Along with providing online public access to millions of collections records, CHIN offers collections management resources to Canada's museum community; more specifically, it assists museums in documenting, managing, and sharing information about their collections, thereby ensuring the accessibility of such information. CHIN provides bilingual information for all its resources.

CHIN has three core areas of activity:

1. create and maintain an online point of entry to Canadian collections;
2. carry out research and development on collections documentation tools and standards; and
3. provide guidance and training to cultural institutions on managing collections information.

CHIN was the first national organization to participate in the Virtual Library museums pages (VLmp) online museums directory, later supported by ICOM.

Moreover, the agency oversees Artefacts Canada, a national inventory of museum collections that provides access to several million records and images from Canadian museums. It used by national and international heritage professionals—as well as by the public—to research Canadian cultural collections.
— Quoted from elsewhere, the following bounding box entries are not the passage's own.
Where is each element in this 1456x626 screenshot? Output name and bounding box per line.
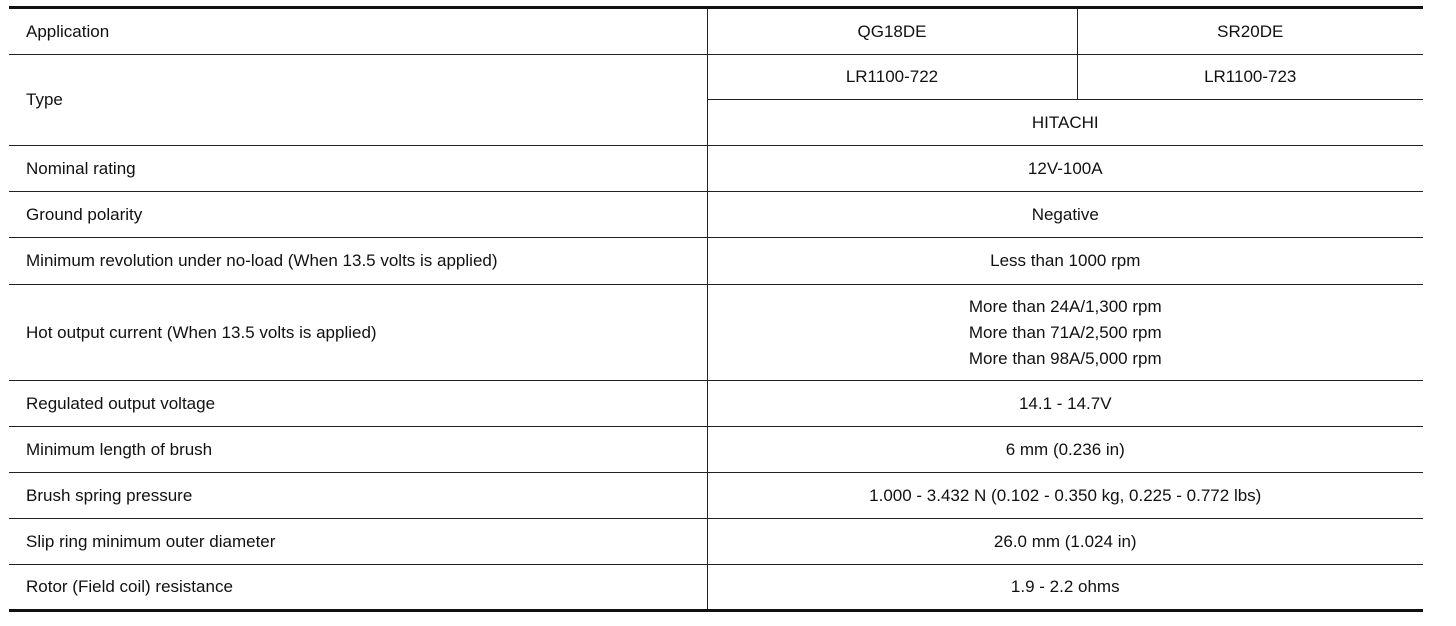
spec-row bbox=[9, 146, 1423, 192]
spec-value: Less than 1000 rpm bbox=[707, 238, 1423, 285]
hot-output-values bbox=[707, 285, 1423, 381]
type-row bbox=[9, 55, 1423, 100]
hot-output-row bbox=[9, 285, 1423, 381]
spec-row bbox=[9, 192, 1423, 238]
spec-label: Minimum length of brush bbox=[9, 427, 707, 473]
spec-value: 6 mm (0.236 in) bbox=[707, 427, 1423, 473]
spec-row bbox=[9, 381, 1423, 427]
application-label: Application bbox=[9, 8, 707, 55]
spec-label: Regulated output voltage bbox=[9, 381, 707, 427]
spec-row bbox=[9, 238, 1423, 285]
spec-value: 26.0 mm (1.024 in) bbox=[707, 519, 1423, 565]
application-row bbox=[9, 8, 1423, 55]
spec-label: Nominal rating bbox=[9, 146, 707, 192]
spec-label: Slip ring minimum outer diameter bbox=[9, 519, 707, 565]
spec-value: 1.000 - 3.432 N (0.102 - 0.350 kg, 0.225 - 0.772 lbs) bbox=[707, 473, 1423, 519]
spec-row bbox=[9, 473, 1423, 519]
spec-value: 14.1 - 14.7V bbox=[707, 381, 1423, 427]
hot-output-value: More than 98A/5,000 rpm bbox=[968, 348, 1162, 368]
hot-output-value: More than 24A/1,300 rpm bbox=[968, 296, 1162, 316]
spec-row bbox=[9, 565, 1423, 611]
type-model-2: LR1100-723 bbox=[1077, 55, 1423, 100]
type-maker: HITACHI bbox=[707, 100, 1423, 146]
spec-row bbox=[9, 519, 1423, 565]
spec-value: Negative bbox=[707, 192, 1423, 238]
spec-value: 1.9 - 2.2 ohms bbox=[707, 565, 1423, 611]
spec-label: Brush spring pressure bbox=[9, 473, 707, 519]
hot-output-label: Hot output current (When 13.5 volts is applied) bbox=[9, 285, 707, 381]
alternator-spec-table bbox=[9, 6, 1423, 612]
model-qg18de: QG18DE bbox=[707, 8, 1077, 55]
spec-label: Minimum revolution under no-load (When 13.5 volts is applied) bbox=[9, 238, 707, 285]
type-label: Type bbox=[9, 55, 707, 146]
type-model-1: LR1100-722 bbox=[707, 55, 1077, 100]
spec-row bbox=[9, 427, 1423, 473]
spec-value: 12V-100A bbox=[707, 146, 1423, 192]
spec-label: Ground polarity bbox=[9, 192, 707, 238]
hot-output-value: More than 71A/2,500 rpm bbox=[968, 322, 1162, 342]
spec-label: Rotor (Field coil) resistance bbox=[9, 565, 707, 611]
model-sr20de: SR20DE bbox=[1217, 21, 1284, 41]
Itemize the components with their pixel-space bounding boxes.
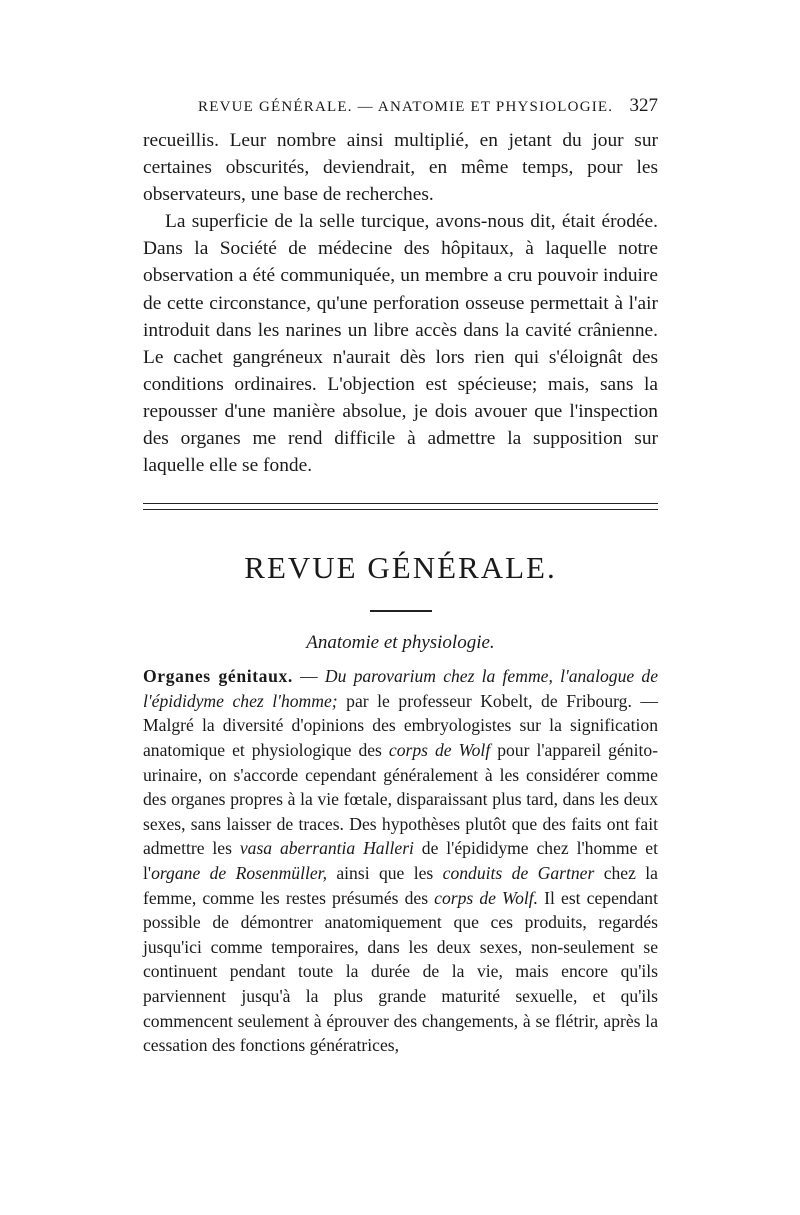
page-number: 327	[629, 95, 658, 116]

CHIN also manages the online database for Rowman & Littlefield's Nomenclature for Museum Cataloging, a structured and controlled list of object terms organized in a classification system in order to "provide a basis for indexing and cataloging collections of human-made objects." First published in 1978 (launching online in 2018), it is North America's most extensively used "museum classification and controlled vocabulary for historical and ethnological collections."

==History==
The Canadian Heritage Information Network was established in 1972 as Canada's National Inventory Programme, originally to create a data bank, accessed through a computerized national network, and to help museums construct computerized inventories of their collections.

In the 1990s, CHIN began maintaining a website where the museum community of Canada could find resources to improve the online visibility of their collections.

In the 2010s, Rowman & Littlefield agreed to allow CHIN to create an online version to supplement the published version of Nomenclature for Museum Cataloging 4.0. The site was launched in 2018.